Further analyses examined the impact of model size, prompt length, and context window. Models with >13 B parameters showed modest gains in paraphrase quality but did not close the retrieval gap, confirming that sheer scale is insufficient without richer Persian poetic data. Extending the prompt history to three preceding lines improved retrieval accuracy by about 7 percentage points, indicating that broader context helps but does not fully resolve the issue. Error analysis revealed that most failures involved incorrect meter, misplaced diacritics, or confusion over homographs—typical challenges for Persian orthography and prosody.
The paper concludes that GhazalBench exposes a clear dissociation: LLMs can capture poetic meaning yet falter at exact verse recall when the task demands strict adherence to cultural form. This dissociation underscores the need for evaluation frameworks that jointly assess meaning, form, and cue‑dependent access to culturally significant texts.
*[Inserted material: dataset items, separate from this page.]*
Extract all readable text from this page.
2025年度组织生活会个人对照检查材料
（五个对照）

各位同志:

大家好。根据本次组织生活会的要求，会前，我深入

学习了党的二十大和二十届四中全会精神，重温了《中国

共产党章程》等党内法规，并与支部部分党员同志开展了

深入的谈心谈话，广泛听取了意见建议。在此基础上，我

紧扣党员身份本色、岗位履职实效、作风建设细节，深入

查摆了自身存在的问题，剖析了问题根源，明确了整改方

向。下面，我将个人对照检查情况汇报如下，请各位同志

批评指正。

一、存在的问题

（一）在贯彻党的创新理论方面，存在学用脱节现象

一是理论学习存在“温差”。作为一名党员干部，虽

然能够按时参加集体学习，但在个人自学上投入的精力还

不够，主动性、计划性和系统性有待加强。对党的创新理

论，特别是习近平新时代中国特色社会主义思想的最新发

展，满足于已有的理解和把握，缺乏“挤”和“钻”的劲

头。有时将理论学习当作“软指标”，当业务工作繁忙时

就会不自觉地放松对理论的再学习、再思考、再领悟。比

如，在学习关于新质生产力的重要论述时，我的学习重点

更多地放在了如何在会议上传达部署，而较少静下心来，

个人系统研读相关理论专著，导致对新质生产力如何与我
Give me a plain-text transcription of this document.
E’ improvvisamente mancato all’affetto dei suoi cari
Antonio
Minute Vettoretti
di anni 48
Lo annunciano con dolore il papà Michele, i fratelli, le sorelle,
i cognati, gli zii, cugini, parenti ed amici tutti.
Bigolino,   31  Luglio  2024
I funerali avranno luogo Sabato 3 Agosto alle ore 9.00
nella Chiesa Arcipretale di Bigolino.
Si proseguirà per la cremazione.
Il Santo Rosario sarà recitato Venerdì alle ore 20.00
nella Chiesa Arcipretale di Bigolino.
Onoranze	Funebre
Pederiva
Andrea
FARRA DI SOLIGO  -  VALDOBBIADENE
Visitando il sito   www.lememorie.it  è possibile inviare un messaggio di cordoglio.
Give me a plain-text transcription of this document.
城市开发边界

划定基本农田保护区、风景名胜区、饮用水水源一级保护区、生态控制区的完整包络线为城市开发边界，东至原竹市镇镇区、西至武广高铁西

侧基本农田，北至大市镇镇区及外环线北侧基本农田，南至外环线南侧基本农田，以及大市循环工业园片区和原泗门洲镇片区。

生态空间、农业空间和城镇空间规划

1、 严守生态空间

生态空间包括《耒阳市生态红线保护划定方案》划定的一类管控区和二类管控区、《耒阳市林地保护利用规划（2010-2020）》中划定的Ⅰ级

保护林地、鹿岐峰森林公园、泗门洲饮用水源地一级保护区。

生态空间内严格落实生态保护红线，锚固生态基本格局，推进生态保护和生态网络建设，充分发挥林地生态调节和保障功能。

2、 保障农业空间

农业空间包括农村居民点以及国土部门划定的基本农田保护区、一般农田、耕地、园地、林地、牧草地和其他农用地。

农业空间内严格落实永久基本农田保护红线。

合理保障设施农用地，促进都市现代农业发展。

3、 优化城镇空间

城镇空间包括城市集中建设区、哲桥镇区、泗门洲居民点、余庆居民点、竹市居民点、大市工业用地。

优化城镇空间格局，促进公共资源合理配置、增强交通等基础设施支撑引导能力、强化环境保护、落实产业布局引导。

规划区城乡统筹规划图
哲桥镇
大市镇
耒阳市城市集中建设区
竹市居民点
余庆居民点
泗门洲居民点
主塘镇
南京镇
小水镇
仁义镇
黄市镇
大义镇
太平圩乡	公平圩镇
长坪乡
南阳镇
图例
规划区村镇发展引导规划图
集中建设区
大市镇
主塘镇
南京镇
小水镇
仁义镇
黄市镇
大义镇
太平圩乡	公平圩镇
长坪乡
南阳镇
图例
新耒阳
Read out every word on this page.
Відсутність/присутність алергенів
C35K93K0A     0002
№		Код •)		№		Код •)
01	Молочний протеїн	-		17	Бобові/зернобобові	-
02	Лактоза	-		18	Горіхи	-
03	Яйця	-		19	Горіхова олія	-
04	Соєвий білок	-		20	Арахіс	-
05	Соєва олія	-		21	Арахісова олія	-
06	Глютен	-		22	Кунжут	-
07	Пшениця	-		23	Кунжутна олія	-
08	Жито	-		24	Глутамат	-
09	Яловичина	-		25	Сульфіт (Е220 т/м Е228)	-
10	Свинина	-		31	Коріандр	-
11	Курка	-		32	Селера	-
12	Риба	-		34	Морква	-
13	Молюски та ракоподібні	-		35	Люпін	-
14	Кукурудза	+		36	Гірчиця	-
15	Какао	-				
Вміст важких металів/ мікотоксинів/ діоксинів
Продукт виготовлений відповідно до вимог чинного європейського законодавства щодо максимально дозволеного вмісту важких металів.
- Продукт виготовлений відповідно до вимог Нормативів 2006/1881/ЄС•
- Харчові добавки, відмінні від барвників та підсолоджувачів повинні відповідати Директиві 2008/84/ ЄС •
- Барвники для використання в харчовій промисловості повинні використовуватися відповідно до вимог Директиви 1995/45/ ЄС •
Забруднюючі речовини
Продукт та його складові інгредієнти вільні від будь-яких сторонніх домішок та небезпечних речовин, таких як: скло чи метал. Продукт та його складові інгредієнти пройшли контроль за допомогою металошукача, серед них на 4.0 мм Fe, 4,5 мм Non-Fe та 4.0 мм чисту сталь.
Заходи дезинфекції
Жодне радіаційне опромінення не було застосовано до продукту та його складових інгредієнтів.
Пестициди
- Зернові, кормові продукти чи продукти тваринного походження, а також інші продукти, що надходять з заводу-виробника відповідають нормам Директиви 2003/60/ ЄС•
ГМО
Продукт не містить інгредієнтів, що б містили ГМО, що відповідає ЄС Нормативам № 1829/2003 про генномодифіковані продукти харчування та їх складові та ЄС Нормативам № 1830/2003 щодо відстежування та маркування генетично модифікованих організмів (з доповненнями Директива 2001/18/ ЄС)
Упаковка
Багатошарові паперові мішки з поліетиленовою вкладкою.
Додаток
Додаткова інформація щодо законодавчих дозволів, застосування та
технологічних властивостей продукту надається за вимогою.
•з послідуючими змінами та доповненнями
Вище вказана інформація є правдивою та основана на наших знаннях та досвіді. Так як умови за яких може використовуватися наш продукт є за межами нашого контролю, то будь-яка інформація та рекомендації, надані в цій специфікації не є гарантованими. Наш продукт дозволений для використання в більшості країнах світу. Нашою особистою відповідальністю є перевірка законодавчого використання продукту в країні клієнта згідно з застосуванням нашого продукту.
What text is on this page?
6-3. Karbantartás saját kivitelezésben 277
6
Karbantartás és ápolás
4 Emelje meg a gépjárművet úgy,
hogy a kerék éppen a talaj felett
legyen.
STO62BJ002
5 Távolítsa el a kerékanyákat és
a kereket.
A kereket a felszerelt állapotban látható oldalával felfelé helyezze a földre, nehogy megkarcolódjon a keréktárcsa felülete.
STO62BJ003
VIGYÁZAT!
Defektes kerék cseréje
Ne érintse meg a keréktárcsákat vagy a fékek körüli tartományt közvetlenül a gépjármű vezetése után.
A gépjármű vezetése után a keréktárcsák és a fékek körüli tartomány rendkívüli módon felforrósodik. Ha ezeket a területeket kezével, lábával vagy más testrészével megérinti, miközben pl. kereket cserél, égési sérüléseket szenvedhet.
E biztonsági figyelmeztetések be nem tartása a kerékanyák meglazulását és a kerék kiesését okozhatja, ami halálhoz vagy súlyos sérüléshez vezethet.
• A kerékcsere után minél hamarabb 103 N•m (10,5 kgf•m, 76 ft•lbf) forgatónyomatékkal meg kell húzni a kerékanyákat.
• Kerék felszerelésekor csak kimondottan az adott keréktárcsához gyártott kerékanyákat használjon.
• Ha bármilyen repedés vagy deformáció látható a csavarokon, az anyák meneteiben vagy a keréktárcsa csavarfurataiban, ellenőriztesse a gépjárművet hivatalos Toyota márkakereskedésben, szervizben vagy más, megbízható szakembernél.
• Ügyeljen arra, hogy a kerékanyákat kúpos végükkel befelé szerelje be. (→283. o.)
The authors propose three research directions: (1) augmenting Persian poetic corpora with annotated meter and rhyme information; (2) designing composite prompts that combine semantic and formal cues, possibly using chain‑of‑thought reasoning; and (3) developing memory‑enhanced or meta‑learning architectures that can store and retrieve canonical verses more reliably.
By making the benchmark and its code publicly available, GhazalBench aims to stimulate further work on culturally grounded language understanding, encouraging the community to move beyond generic multilingual benchmarks toward tasks that respect the intricate interplay of semantics and form inherent in world literary traditions.